Una prueba de fuego para el TSE

Una prueba de fuego para el TSE

A días de que comience la campaña electoral para los comicios generales, previstos para el 6 de septiembre próximo, la situación del postulante a la presidencia por  el Movimiento Al Socialismo (MAS), Luis Arce Catacora, podría complicarse, toda vez que está en curso una demanda de inhabilitación de la personería jurídica del partido azul.

A decir de la alianza del candidato Luis Fernando Camacho, Creemos, Arce Catacora cometió un delito electoral al difundir una encuesta interna en un canal de televisión.
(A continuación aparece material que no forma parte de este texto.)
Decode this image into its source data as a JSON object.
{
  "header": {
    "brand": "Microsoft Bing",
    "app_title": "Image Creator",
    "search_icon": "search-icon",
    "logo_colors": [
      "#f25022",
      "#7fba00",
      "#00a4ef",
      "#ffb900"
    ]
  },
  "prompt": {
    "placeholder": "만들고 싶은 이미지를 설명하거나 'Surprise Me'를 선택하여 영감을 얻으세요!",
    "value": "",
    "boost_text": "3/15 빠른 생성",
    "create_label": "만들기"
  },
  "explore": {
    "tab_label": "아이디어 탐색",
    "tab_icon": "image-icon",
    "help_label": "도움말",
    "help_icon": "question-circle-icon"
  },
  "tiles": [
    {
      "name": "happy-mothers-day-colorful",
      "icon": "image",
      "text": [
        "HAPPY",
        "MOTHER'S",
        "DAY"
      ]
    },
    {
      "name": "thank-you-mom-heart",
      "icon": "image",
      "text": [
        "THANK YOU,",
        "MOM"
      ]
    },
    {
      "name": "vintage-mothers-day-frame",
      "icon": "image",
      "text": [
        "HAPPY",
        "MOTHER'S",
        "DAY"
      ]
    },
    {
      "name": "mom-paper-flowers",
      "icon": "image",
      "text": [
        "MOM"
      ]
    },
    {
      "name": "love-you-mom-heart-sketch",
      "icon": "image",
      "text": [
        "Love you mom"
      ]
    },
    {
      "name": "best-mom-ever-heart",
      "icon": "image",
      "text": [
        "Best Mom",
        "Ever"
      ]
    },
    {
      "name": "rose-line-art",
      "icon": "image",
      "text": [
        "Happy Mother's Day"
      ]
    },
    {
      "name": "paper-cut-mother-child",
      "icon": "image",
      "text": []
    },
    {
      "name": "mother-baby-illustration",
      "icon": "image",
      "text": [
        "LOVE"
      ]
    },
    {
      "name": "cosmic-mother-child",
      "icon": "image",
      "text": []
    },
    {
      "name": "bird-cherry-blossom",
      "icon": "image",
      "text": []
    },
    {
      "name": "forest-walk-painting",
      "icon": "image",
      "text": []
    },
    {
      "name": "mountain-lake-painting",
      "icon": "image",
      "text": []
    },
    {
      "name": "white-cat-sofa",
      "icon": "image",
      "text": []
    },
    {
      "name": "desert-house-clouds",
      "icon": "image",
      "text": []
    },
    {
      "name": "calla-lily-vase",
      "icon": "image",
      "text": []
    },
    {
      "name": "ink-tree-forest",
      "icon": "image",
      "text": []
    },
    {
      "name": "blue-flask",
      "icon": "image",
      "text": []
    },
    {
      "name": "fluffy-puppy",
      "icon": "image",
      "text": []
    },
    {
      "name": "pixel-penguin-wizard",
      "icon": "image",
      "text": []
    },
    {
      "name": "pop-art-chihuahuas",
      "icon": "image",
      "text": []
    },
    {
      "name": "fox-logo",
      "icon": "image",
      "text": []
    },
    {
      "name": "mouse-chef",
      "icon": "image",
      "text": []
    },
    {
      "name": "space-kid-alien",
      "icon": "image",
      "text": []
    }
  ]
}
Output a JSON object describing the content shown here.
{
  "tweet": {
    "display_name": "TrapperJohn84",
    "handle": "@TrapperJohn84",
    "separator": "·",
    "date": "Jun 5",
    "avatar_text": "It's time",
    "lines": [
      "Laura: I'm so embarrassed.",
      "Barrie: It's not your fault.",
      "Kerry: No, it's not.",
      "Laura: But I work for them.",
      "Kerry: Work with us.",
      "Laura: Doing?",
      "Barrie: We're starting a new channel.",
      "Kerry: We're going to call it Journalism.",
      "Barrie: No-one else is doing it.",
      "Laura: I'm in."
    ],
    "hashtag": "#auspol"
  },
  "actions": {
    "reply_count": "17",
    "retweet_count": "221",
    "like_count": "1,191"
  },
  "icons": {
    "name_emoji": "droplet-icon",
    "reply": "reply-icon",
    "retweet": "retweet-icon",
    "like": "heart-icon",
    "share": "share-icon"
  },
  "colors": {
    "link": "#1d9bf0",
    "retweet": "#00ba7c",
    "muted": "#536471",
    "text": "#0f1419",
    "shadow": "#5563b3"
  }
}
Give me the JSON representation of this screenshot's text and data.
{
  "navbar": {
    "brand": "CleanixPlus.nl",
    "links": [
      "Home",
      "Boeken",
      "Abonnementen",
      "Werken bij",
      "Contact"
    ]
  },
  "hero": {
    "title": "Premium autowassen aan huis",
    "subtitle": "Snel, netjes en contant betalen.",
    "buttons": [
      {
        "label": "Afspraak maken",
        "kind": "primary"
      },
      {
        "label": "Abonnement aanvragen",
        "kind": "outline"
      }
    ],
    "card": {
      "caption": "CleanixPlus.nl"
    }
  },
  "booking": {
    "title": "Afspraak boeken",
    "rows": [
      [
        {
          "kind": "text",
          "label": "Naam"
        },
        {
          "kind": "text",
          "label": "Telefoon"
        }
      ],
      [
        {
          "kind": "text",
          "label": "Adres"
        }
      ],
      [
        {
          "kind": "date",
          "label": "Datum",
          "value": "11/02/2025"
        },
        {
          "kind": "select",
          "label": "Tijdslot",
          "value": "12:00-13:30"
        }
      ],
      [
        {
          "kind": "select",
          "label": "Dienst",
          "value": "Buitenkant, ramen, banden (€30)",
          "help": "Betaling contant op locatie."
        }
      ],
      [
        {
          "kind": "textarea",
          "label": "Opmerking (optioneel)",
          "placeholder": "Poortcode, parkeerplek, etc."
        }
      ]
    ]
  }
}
Similar posición tiene el diputado por Unidad Demócrata (UD) Tomás Monasterios.

El argumento de los demandantes es que Arce Catacora, al dar a conocer los resultados de una encuesta interna, vulneró los artículos 135 y 136 de la Ley 026. El primero prohíbe la difusión de artículos cuando “sean anónimos” y también cuando “hayan sido realizados por organizaciones políticas o candidatos”, mientras que el parágrafo III del segundo dice: “las organizaciones políticas que difundan resultados de estudios de opinión en materia electoral, por cualquier medio, serán sancionadas por el Órgano Electoral con la cancelación inmediata de su personalidad jurídica”.

Los demandantes argumentan que el caso del candidato del MAS es similar al que sucedió en 2015 en Beni con UD, cuando el Órgano Electoral inhabilitó al entonces candidato a la Gobernación Ernesto Suárez y a más de 200 postulantes en las elecciones subnacionales, porque su vocero oficial difundió resultados de un sondeo interno de esa organización.

Ante este hecho, el MAS argumenta que son situaciones diferentes y que no hubo “premeditación” en la difusión de Arce Catacora, sino que simplemente contestó algunas preguntas del periodista que lo entrevistaba. Los otros partidos políticos en carrera electoral coinciden en que el exministro de Economía y Finanzas incumplió esos dos artículos, por tanto, debe ser inhabilitado.

Frente a ese panorama, será el Tribunal Supremo Electoral (TSE) el que, luego de un análisis de las normativas y tomando en cuenta los antecedentes y pruebas de cargo y descargo, tendrá que definir si el MAS infringió las leyes o no.

Esta será una verdadera prueba de fuego para el Tribunal Supremo Electoral que hoy está en el ojo de la tormenta porque, pese a los pedidos de varias organizaciones políticas y sociales para que se posterguen las elecciones del 6 de septiembre para prevenir un posible contagio masivo del coronavirus, la institución avanza en el cumplimiento del calendario electoral.

Salvador Romero, como presidente del TSE, y los otros vocales electorales  tendrán que actuar en estricto apego a la ley y demostrar que su accionar está al margen de cualquier interés político partidario. Solo de esta manera, se podrá garantizar la transparencia en el manejo y administración de los comicios nacionales.

 

 

Fallo

Salvador Romero y los otros vocales tendrán que actuar en estricto apego a la ley y demostrar que su accionar está al margen de cualquier interés.